Nous reproduisons parfois partiellement ou en totalité des articles parus initialement sur d’autres sites ou blogs. Nous avons initié leur présentation, à partir du numéro 231 de notre « newsletter ».

Le blog de Pierre Ahnne

Présentation extraite du blog : Pierre Ahnne est né à Strasbourg. Il a enseigné dans l’est de la France et au Lycée français de Moscou. Depuis 1984 il vit à Paris et travaille dans un lycée de la proche banlieue. Il a d’abord été tenté par le théâtre (Bouvard et Pécuchet, d’après Flaubert, en collaboration avec Marion Hérold, monté en 1991, Conte du fond des forêts, mis en espace par Philippe Honoré en 1995).
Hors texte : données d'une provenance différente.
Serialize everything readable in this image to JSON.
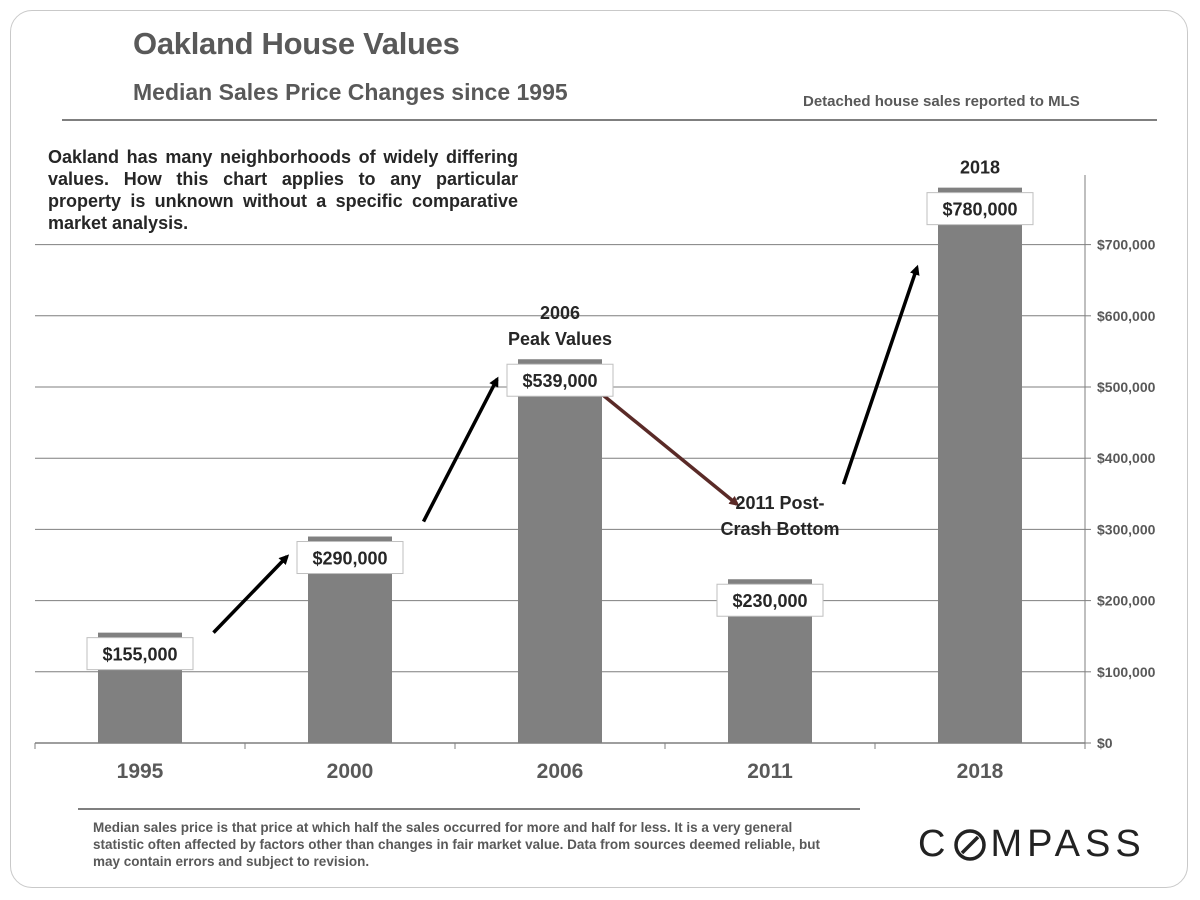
{
  "header": {
    "title": "Oakland House Values",
    "subtitle": "Median Sales Price Changes since 1995",
    "source_note": "Detached house sales reported to MLS"
  },
  "note": "Oakland has many neighborhoods of widely differing values. How this chart applies to any particular property is unknown without a specific comparative market analysis.",
  "footer": {
    "disclaimer": "Median sales price is that price at which half the sales occurred for more and half for less. It is a very general statistic often affected by factors other than changes in fair market value. Data from sources deemed reliable, but may contain errors and subject to revision.",
    "logo_text_before": "C",
    "logo_text_after": "MPASS"
  },
  "colors": {
    "bar": "#808080",
    "text_dark": "#262626",
    "text_gray": "#595959",
    "arrow_up": "#000000",
    "arrow_down": "#5a2a27",
    "grid": "#7f7f7f"
  },
  "chart_data": {
    "type": "bar",
    "categories": [
      "1995",
      "2000",
      "2006",
      "2011",
      "2018"
    ],
    "values": [
      155000,
      290000,
      539000,
      230000,
      780000
    ],
    "value_labels": [
      "$155,000",
      "$290,000",
      "$539,000",
      "$230,000",
      "$780,000"
    ],
    "ylim": [
      0,
      800000
    ],
    "y_axis_position": "right",
    "y_ticks": [
      0,
      100000,
      200000,
      300000,
      400000,
      500000,
      600000,
      700000
    ],
    "y_tick_labels": [
      "$0",
      "$100,000",
      "$200,000",
      "$300,000",
      "$400,000",
      "$500,000",
      "$600,000",
      "$700,000"
    ],
    "grid": true,
    "annotations": [
      {
        "category": "2006",
        "lines": [
          "2006",
          "Peak Values"
        ]
      },
      {
        "category": "2011",
        "lines": [
          "2011 Post-",
          "Crash Bottom"
        ]
      },
      {
        "category": "2018",
        "lines": [
          "2018"
        ]
      }
    ],
    "arrows": [
      {
        "from": "1995",
        "to": "2000",
        "direction": "up"
      },
      {
        "from": "2000",
        "to": "2006",
        "direction": "up"
      },
      {
        "from": "2006",
        "to": "2011",
        "direction": "down"
      },
      {
        "from": "2011",
        "to": "2018",
        "direction": "up"
      }
    ]
  }
}
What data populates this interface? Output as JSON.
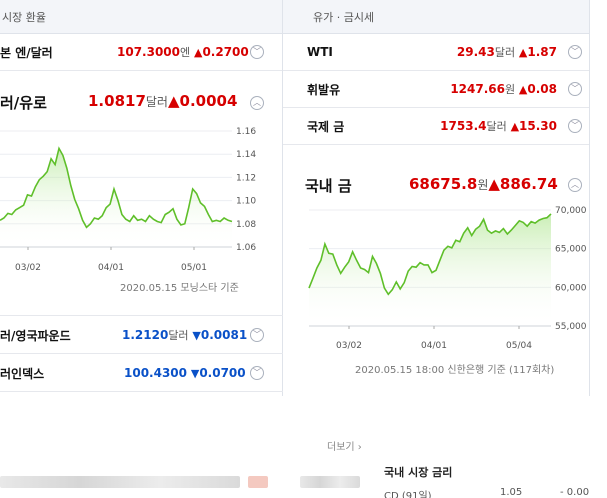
{
  "left": {
    "header": "시장 환율",
    "top_row": {
      "name": "본 엔/달러",
      "value": "107.3000",
      "unit": "엔",
      "change": "0.2700",
      "dir": "up"
    },
    "big": {
      "name": "러/유로",
      "value": "1.0817",
      "unit": "달러",
      "change": "0.0004",
      "dir": "up"
    },
    "rows": [
      {
        "name": "러/영국파운드",
        "value": "1.2120",
        "unit": "달러",
        "change": "0.0081",
        "dir": "down"
      },
      {
        "name": "러인덱스",
        "value": "100.4300",
        "unit": "",
        "change": "0.0700",
        "dir": "down"
      }
    ],
    "source": "2020.05.15 모닝스타 기준"
  },
  "right": {
    "header": "유가 · 금시세",
    "rows": [
      {
        "name": "WTI",
        "value": "29.43",
        "unit": "달러",
        "change": "1.87",
        "dir": "up"
      },
      {
        "name": "휘발유",
        "value": "1247.66",
        "unit": "원",
        "change": "0.08",
        "dir": "up"
      },
      {
        "name": "국제 금",
        "value": "1753.4",
        "unit": "달러",
        "change": "15.30",
        "dir": "up"
      }
    ],
    "big": {
      "name": "국내 금",
      "value": "68675.8",
      "unit": "원",
      "change": "886.74",
      "dir": "up"
    },
    "source": "2020.05.15 18:00 신한은행 기준 (117회차)"
  },
  "icons": {
    "up": "▲",
    "down": "▼",
    "chev_up": "︿",
    "chev_down": "﹀"
  },
  "chart_data": [
    {
      "type": "area",
      "yticks": [
        "1.16",
        "1.14",
        "1.12",
        "1.10",
        "1.08",
        "1.06"
      ],
      "xticks": [
        "03/02",
        "04/01",
        "05/01"
      ],
      "ylim": [
        1.06,
        1.16
      ],
      "values": [
        1.083,
        1.085,
        1.089,
        1.088,
        1.092,
        1.094,
        1.096,
        1.105,
        1.104,
        1.112,
        1.118,
        1.121,
        1.125,
        1.136,
        1.131,
        1.145,
        1.139,
        1.128,
        1.113,
        1.101,
        1.093,
        1.083,
        1.077,
        1.08,
        1.085,
        1.084,
        1.087,
        1.094,
        1.097,
        1.11,
        1.1,
        1.088,
        1.084,
        1.082,
        1.087,
        1.083,
        1.084,
        1.082,
        1.087,
        1.084,
        1.082,
        1.081,
        1.088,
        1.09,
        1.093,
        1.084,
        1.079,
        1.08,
        1.094,
        1.11,
        1.106,
        1.098,
        1.095,
        1.088,
        1.082,
        1.083,
        1.082,
        1.085,
        1.083,
        1.082
      ],
      "color": "#5fbf2a"
    },
    {
      "type": "area",
      "yticks": [
        "70,000",
        "65,000",
        "60,000",
        "55,000"
      ],
      "xticks": [
        "03/02",
        "04/01",
        "05/04"
      ],
      "ylim": [
        55000,
        70000
      ],
      "values": [
        59900,
        61200,
        62500,
        63500,
        65600,
        64400,
        64300,
        62900,
        61800,
        62600,
        63300,
        64600,
        63500,
        62500,
        62300,
        61900,
        64000,
        63100,
        61800,
        59900,
        59100,
        59700,
        60700,
        59800,
        60600,
        62100,
        62700,
        62600,
        63200,
        62900,
        62900,
        61900,
        62200,
        63500,
        64800,
        65300,
        65100,
        66100,
        65900,
        67000,
        67700,
        66700,
        67500,
        67900,
        68800,
        67400,
        67000,
        67300,
        67100,
        67600,
        66900,
        67400,
        68000,
        68600,
        68400,
        67900,
        68500,
        68300,
        68700,
        68900,
        69000,
        69500
      ],
      "color": "#5fbf2a"
    }
  ]
}
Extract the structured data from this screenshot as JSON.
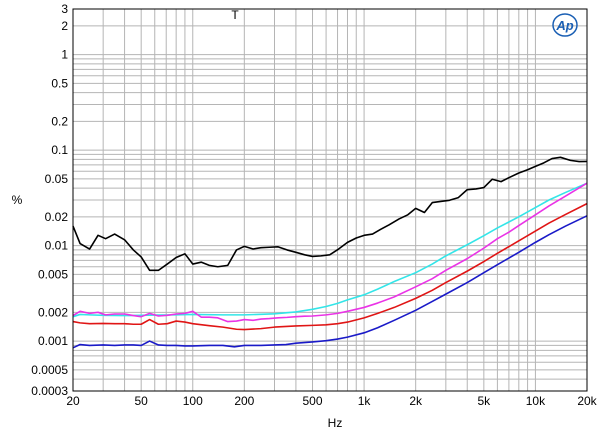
{
  "chart_data": {
    "type": "line",
    "title": "",
    "marker": "T",
    "logo": "Ap",
    "xlabel": "Hz",
    "ylabel": "%",
    "xscale": "log",
    "yscale": "log",
    "xlim": [
      20,
      20000
    ],
    "ylim": [
      0.0003,
      3
    ],
    "grid": true,
    "x_tick_labels": [
      {
        "v": 20,
        "t": "20"
      },
      {
        "v": 50,
        "t": "50"
      },
      {
        "v": 100,
        "t": "100"
      },
      {
        "v": 200,
        "t": "200"
      },
      {
        "v": 500,
        "t": "500"
      },
      {
        "v": 1000,
        "t": "1k"
      },
      {
        "v": 2000,
        "t": "2k"
      },
      {
        "v": 5000,
        "t": "5k"
      },
      {
        "v": 10000,
        "t": "10k"
      },
      {
        "v": 20000,
        "t": "20k"
      }
    ],
    "y_tick_labels": [
      {
        "v": 3,
        "t": "3"
      },
      {
        "v": 2,
        "t": "2"
      },
      {
        "v": 1,
        "t": "1"
      },
      {
        "v": 0.5,
        "t": "0.5"
      },
      {
        "v": 0.2,
        "t": "0.2"
      },
      {
        "v": 0.1,
        "t": "0.1"
      },
      {
        "v": 0.05,
        "t": "0.05"
      },
      {
        "v": 0.02,
        "t": "0.02"
      },
      {
        "v": 0.01,
        "t": "0.01"
      },
      {
        "v": 0.005,
        "t": "0.005"
      },
      {
        "v": 0.002,
        "t": "0.002"
      },
      {
        "v": 0.001,
        "t": "0.001"
      },
      {
        "v": 0.0005,
        "t": "0.0005"
      },
      {
        "v": 0.0003,
        "t": "0.0003"
      }
    ],
    "series": [
      {
        "color": "#000000",
        "points": [
          [
            20,
            0.016
          ],
          [
            22,
            0.0105
          ],
          [
            25,
            0.0092
          ],
          [
            28,
            0.0128
          ],
          [
            31,
            0.0118
          ],
          [
            35,
            0.0132
          ],
          [
            40,
            0.0115
          ],
          [
            45,
            0.009
          ],
          [
            50,
            0.0076
          ],
          [
            56,
            0.0055
          ],
          [
            63,
            0.0055
          ],
          [
            71,
            0.0064
          ],
          [
            80,
            0.0075
          ],
          [
            90,
            0.0082
          ],
          [
            100,
            0.0064
          ],
          [
            112,
            0.0067
          ],
          [
            125,
            0.0062
          ],
          [
            140,
            0.006
          ],
          [
            160,
            0.0062
          ],
          [
            180,
            0.009
          ],
          [
            200,
            0.0098
          ],
          [
            225,
            0.0092
          ],
          [
            250,
            0.0095
          ],
          [
            280,
            0.0096
          ],
          [
            315,
            0.0097
          ],
          [
            355,
            0.009
          ],
          [
            400,
            0.0085
          ],
          [
            450,
            0.008
          ],
          [
            500,
            0.0077
          ],
          [
            560,
            0.0078
          ],
          [
            630,
            0.008
          ],
          [
            710,
            0.0092
          ],
          [
            800,
            0.0108
          ],
          [
            900,
            0.012
          ],
          [
            1000,
            0.0128
          ],
          [
            1120,
            0.0132
          ],
          [
            1250,
            0.0148
          ],
          [
            1400,
            0.0165
          ],
          [
            1600,
            0.019
          ],
          [
            1800,
            0.021
          ],
          [
            2000,
            0.0245
          ],
          [
            2250,
            0.0222
          ],
          [
            2500,
            0.0282
          ],
          [
            2800,
            0.029
          ],
          [
            3150,
            0.0298
          ],
          [
            3550,
            0.0318
          ],
          [
            4000,
            0.0385
          ],
          [
            4500,
            0.0392
          ],
          [
            5000,
            0.0405
          ],
          [
            5600,
            0.0495
          ],
          [
            6300,
            0.0467
          ],
          [
            7100,
            0.052
          ],
          [
            8000,
            0.0575
          ],
          [
            9000,
            0.0622
          ],
          [
            10000,
            0.0675
          ],
          [
            11200,
            0.0735
          ],
          [
            12500,
            0.0815
          ],
          [
            14000,
            0.084
          ],
          [
            16000,
            0.078
          ],
          [
            18000,
            0.0758
          ],
          [
            20000,
            0.076
          ]
        ]
      },
      {
        "color": "#33e5e8",
        "points": [
          [
            20,
            0.0018
          ],
          [
            22,
            0.0019
          ],
          [
            25,
            0.00188
          ],
          [
            30,
            0.00186
          ],
          [
            40,
            0.00185
          ],
          [
            50,
            0.00186
          ],
          [
            60,
            0.00187
          ],
          [
            80,
            0.00188
          ],
          [
            100,
            0.0019
          ],
          [
            150,
            0.00188
          ],
          [
            200,
            0.00188
          ],
          [
            300,
            0.00193
          ],
          [
            400,
            0.00202
          ],
          [
            500,
            0.00215
          ],
          [
            600,
            0.0023
          ],
          [
            700,
            0.00248
          ],
          [
            800,
            0.0027
          ],
          [
            1000,
            0.00305
          ],
          [
            1200,
            0.0035
          ],
          [
            1500,
            0.0042
          ],
          [
            2000,
            0.0052
          ],
          [
            2500,
            0.0064
          ],
          [
            3000,
            0.0078
          ],
          [
            4000,
            0.0102
          ],
          [
            5000,
            0.0127
          ],
          [
            6000,
            0.0153
          ],
          [
            8000,
            0.02
          ],
          [
            10000,
            0.025
          ],
          [
            12000,
            0.03
          ],
          [
            15000,
            0.036
          ],
          [
            20000,
            0.045
          ]
        ]
      },
      {
        "color": "#ea33e6",
        "points": [
          [
            20,
            0.00185
          ],
          [
            22,
            0.00205
          ],
          [
            25,
            0.00195
          ],
          [
            28,
            0.002
          ],
          [
            31,
            0.00188
          ],
          [
            35,
            0.00192
          ],
          [
            40,
            0.00192
          ],
          [
            45,
            0.00185
          ],
          [
            50,
            0.0018
          ],
          [
            56,
            0.00195
          ],
          [
            63,
            0.00183
          ],
          [
            71,
            0.00186
          ],
          [
            80,
            0.00192
          ],
          [
            90,
            0.00195
          ],
          [
            100,
            0.00205
          ],
          [
            112,
            0.00178
          ],
          [
            125,
            0.00178
          ],
          [
            140,
            0.00175
          ],
          [
            160,
            0.0016
          ],
          [
            180,
            0.00162
          ],
          [
            200,
            0.00168
          ],
          [
            225,
            0.00165
          ],
          [
            250,
            0.0017
          ],
          [
            280,
            0.00172
          ],
          [
            315,
            0.00175
          ],
          [
            355,
            0.00177
          ],
          [
            400,
            0.0018
          ],
          [
            450,
            0.00182
          ],
          [
            500,
            0.00183
          ],
          [
            600,
            0.00188
          ],
          [
            700,
            0.00195
          ],
          [
            800,
            0.00205
          ],
          [
            1000,
            0.00225
          ],
          [
            1200,
            0.0025
          ],
          [
            1500,
            0.0029
          ],
          [
            2000,
            0.0037
          ],
          [
            2500,
            0.0045
          ],
          [
            3000,
            0.0055
          ],
          [
            4000,
            0.0073
          ],
          [
            5000,
            0.0094
          ],
          [
            6000,
            0.0118
          ],
          [
            7000,
            0.0138
          ],
          [
            8000,
            0.0162
          ],
          [
            10000,
            0.021
          ],
          [
            12000,
            0.026
          ],
          [
            15000,
            0.033
          ],
          [
            20000,
            0.045
          ]
        ]
      },
      {
        "color": "#e01515",
        "points": [
          [
            20,
            0.0016
          ],
          [
            22,
            0.00155
          ],
          [
            25,
            0.00152
          ],
          [
            30,
            0.00153
          ],
          [
            35,
            0.00152
          ],
          [
            40,
            0.00152
          ],
          [
            45,
            0.0015
          ],
          [
            50,
            0.0015
          ],
          [
            56,
            0.00168
          ],
          [
            63,
            0.0015
          ],
          [
            71,
            0.00152
          ],
          [
            80,
            0.00162
          ],
          [
            90,
            0.00158
          ],
          [
            100,
            0.00152
          ],
          [
            125,
            0.00145
          ],
          [
            150,
            0.0014
          ],
          [
            180,
            0.00133
          ],
          [
            200,
            0.00132
          ],
          [
            250,
            0.00135
          ],
          [
            300,
            0.0014
          ],
          [
            400,
            0.00144
          ],
          [
            500,
            0.00146
          ],
          [
            600,
            0.00148
          ],
          [
            700,
            0.00152
          ],
          [
            800,
            0.00158
          ],
          [
            1000,
            0.00175
          ],
          [
            1200,
            0.00195
          ],
          [
            1500,
            0.00225
          ],
          [
            2000,
            0.0028
          ],
          [
            2500,
            0.0034
          ],
          [
            3000,
            0.0041
          ],
          [
            4000,
            0.0054
          ],
          [
            5000,
            0.0068
          ],
          [
            6000,
            0.0083
          ],
          [
            8000,
            0.0112
          ],
          [
            10000,
            0.0142
          ],
          [
            12000,
            0.0172
          ],
          [
            15000,
            0.0212
          ],
          [
            20000,
            0.0275
          ]
        ]
      },
      {
        "color": "#1a1ac8",
        "points": [
          [
            20,
            0.00085
          ],
          [
            22,
            0.00092
          ],
          [
            25,
            0.0009
          ],
          [
            30,
            0.00091
          ],
          [
            35,
            0.0009
          ],
          [
            40,
            0.00091
          ],
          [
            45,
            0.00091
          ],
          [
            50,
            0.0009
          ],
          [
            56,
            0.001
          ],
          [
            63,
            0.00091
          ],
          [
            71,
            0.0009
          ],
          [
            80,
            0.0009
          ],
          [
            90,
            0.00089
          ],
          [
            100,
            0.00089
          ],
          [
            125,
            0.0009
          ],
          [
            150,
            0.0009
          ],
          [
            175,
            0.00087
          ],
          [
            200,
            0.0009
          ],
          [
            250,
            0.0009
          ],
          [
            300,
            0.00091
          ],
          [
            350,
            0.00092
          ],
          [
            400,
            0.00095
          ],
          [
            500,
            0.00098
          ],
          [
            600,
            0.00101
          ],
          [
            700,
            0.00105
          ],
          [
            800,
            0.0011
          ],
          [
            1000,
            0.00122
          ],
          [
            1200,
            0.00138
          ],
          [
            1500,
            0.00165
          ],
          [
            2000,
            0.0021
          ],
          [
            2500,
            0.0026
          ],
          [
            3000,
            0.0031
          ],
          [
            4000,
            0.0041
          ],
          [
            5000,
            0.0052
          ],
          [
            6000,
            0.0063
          ],
          [
            8000,
            0.0085
          ],
          [
            10000,
            0.0108
          ],
          [
            12000,
            0.013
          ],
          [
            15000,
            0.016
          ],
          [
            20000,
            0.0205
          ]
        ]
      }
    ]
  }
}
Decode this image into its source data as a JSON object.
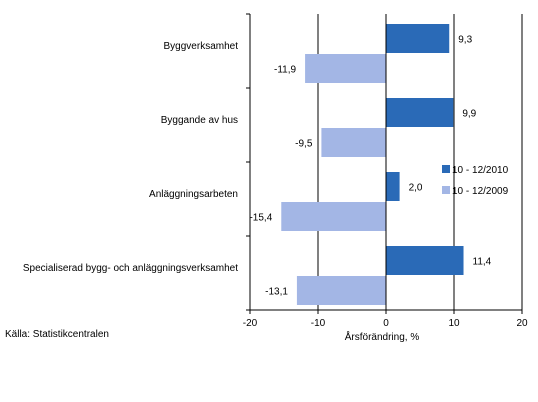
{
  "chart_data": {
    "type": "bar",
    "orientation": "horizontal",
    "categories": [
      "Byggverksamhet",
      "Byggande av hus",
      "Anläggningsarbeten",
      "Specialiserad bygg- och anläggningsverksamhet"
    ],
    "series": [
      {
        "name": "10 - 12/2010",
        "values": [
          9.3,
          9.9,
          2.0,
          11.4
        ],
        "labels": [
          "9,3",
          "9,9",
          "2,0",
          "11,4"
        ],
        "color": "#2a6ab7"
      },
      {
        "name": "10 - 12/2009",
        "values": [
          -11.9,
          -9.5,
          -15.4,
          -13.1
        ],
        "labels": [
          "-11,9",
          "-9,5",
          "-15,4",
          "-13,1"
        ],
        "color": "#a3b6e5"
      }
    ],
    "xlabel": "Årsförändring, %",
    "xlim": [
      -20,
      20
    ],
    "xticks": [
      -20,
      -10,
      0,
      10,
      20
    ],
    "xtick_labels": [
      "-20",
      "-10",
      "0",
      "10",
      "20"
    ],
    "grid": "vertical",
    "legend_position": "right",
    "title": ""
  },
  "source": "Källa: Statistikcentralen"
}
Puis il a publié plusieurs romans : Comment briser le cœur de sa mère (Fayard, 1997), Je suis un méchant homme (Stock, 1999), Libérez-moi du paradis (Le Serpent à plumes, 2002), Couple avec pistolet dans un paysage d’hiver (Denoël, 2005), Dernier Amour avant liquidation (Denoël, 2009), J'ai des blancs (Les Impressions nouvelles, 2015). Ces livres mettent en scène des

personnages auxquels leur engluement dans l’imaginaire rend la vie compliquée. Ils retravaillent parfois aussi les souvenirs de l’enfance et de l’adolescence. De courts récits dans le même ton sont aussi parus dans des revues (Passage d’encres, Bottom, Saisons d’Alsace…). L’un d’eux, Mon père et son singe, constitue le texte d’un livre objet réalisé par le plasticien Marc Vernier (Les Livres Objets du Farfadet, 2002). Ce blog a été créé en 2011. Il s'appelait alors La petite revue littéraire d'Ahnne et Pétel et était rédigé en commun par Pierre Ahnne et Gilles Pétel. Ce dernier s'étant retiré au bout d'un an, l'autre a continué seul ce qui était devenu Le blog littéraire de Pierre Ahnne. L'adresse restait la même et les textes de Gilles Pétel demeuraient en ligne. Overblog, qui l'hébergeait, ayant mis au point une nouvelle "version" qui ne semblait pas devoir lui convenir, Ahnne a transféré son blog à l'adresse actuelle, et lui a donné le nom qu'il porte à présent. On y retrouve tous ses textes du Blog littéraire de Pierre Ahnne. Dans les plus anciens, la présence d'un nous est quelquefois la trace des origines qui viennent d'être expliquées. On y trouvera aussi tous les nouveaux articles écrits et mis en ligne depuis la migration.